7. a kind of generating means of audio-frequency fingerprint, which is characterized in that including：

Interception unit, for intercepting the second audio file based on pcm encoder, the second audio text according to the first audio file Audio file of the part for the interception at the first audio file first time；

Audio-frequency fingerprint generation unit refers to for intercepting the setting quantity height in the multiple sub fingerprint at the second time Audio-frequency fingerprint of the line as first audio file.

8. device according to claim 7, which is characterized in that further include：

9. device according to claim 7 or 8, which is characterized in that second time is more than 32 seconds, and less than described the One time.

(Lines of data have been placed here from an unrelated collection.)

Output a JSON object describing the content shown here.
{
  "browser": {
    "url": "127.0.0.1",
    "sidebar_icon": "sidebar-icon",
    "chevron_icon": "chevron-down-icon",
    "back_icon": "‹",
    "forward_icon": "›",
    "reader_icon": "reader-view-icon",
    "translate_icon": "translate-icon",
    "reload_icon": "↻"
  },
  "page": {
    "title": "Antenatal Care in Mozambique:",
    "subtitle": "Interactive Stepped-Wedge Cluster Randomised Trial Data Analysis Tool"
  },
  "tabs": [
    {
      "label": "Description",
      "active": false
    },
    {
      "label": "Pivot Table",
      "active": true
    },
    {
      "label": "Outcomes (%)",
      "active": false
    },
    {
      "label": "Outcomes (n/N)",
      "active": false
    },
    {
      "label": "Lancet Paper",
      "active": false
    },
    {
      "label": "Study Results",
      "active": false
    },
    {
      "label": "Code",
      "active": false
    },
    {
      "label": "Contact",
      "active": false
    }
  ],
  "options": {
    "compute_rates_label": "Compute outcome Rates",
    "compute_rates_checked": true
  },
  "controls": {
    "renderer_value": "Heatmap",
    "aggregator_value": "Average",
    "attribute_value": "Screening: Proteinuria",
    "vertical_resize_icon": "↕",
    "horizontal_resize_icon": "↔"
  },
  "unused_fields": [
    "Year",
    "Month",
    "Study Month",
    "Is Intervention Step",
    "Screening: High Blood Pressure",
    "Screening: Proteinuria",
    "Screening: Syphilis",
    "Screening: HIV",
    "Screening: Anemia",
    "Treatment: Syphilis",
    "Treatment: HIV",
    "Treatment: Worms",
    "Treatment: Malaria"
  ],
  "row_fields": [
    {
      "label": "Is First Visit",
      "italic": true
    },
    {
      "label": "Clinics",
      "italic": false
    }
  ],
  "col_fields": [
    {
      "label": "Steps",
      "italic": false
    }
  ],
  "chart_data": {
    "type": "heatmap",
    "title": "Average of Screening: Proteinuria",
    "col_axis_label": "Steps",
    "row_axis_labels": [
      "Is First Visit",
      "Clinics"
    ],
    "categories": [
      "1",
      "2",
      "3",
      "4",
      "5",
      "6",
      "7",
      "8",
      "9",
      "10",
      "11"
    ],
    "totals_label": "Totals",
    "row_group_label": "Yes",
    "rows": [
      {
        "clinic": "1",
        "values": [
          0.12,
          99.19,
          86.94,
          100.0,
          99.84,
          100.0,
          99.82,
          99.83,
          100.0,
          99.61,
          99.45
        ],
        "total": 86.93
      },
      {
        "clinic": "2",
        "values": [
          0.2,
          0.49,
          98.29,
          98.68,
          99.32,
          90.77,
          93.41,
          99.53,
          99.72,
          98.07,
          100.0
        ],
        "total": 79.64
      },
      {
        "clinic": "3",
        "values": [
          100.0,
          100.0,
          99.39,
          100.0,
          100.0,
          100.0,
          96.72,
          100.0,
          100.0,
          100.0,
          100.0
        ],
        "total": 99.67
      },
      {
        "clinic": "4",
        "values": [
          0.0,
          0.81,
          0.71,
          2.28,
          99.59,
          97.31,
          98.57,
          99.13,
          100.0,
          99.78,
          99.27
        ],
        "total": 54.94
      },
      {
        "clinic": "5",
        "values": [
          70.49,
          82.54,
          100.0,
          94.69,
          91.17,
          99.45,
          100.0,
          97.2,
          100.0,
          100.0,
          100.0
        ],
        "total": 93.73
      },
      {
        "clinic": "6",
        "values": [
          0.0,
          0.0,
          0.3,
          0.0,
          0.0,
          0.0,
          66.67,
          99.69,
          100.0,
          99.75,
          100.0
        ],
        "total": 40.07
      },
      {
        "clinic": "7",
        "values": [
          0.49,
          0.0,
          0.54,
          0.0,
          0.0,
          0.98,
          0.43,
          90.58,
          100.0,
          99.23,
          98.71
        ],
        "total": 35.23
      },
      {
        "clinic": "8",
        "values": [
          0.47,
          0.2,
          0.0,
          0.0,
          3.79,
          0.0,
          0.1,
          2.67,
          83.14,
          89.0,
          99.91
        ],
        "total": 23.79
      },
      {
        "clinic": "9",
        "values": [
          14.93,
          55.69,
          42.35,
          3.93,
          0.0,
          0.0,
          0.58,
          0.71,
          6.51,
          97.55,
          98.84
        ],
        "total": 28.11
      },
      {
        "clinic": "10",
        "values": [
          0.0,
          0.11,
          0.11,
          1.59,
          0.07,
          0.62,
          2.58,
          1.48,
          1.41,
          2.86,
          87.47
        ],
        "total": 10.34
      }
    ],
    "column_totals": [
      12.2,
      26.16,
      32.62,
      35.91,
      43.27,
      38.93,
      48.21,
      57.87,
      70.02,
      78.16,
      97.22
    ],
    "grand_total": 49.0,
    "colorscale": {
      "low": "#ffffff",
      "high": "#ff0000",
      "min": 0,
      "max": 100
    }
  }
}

A kind of 10. device that audio-frequency fingerprint is added in audio file data library, which is characterized in that the audio file data library Including multiple audio files, described device includes：

Audio-frequency fingerprint generation unit, for generating at least one audio file more than the sound of the audio file of first time Frequency fingerprint, the audio-frequency fingerprint are the setting quantity that intercepts at the first time more than the audio file of first time Sub fingerprint；

Adding device for generating database statement according to the audio-frequency fingerprint, and the audio-frequency fingerprint is added in the number According in library.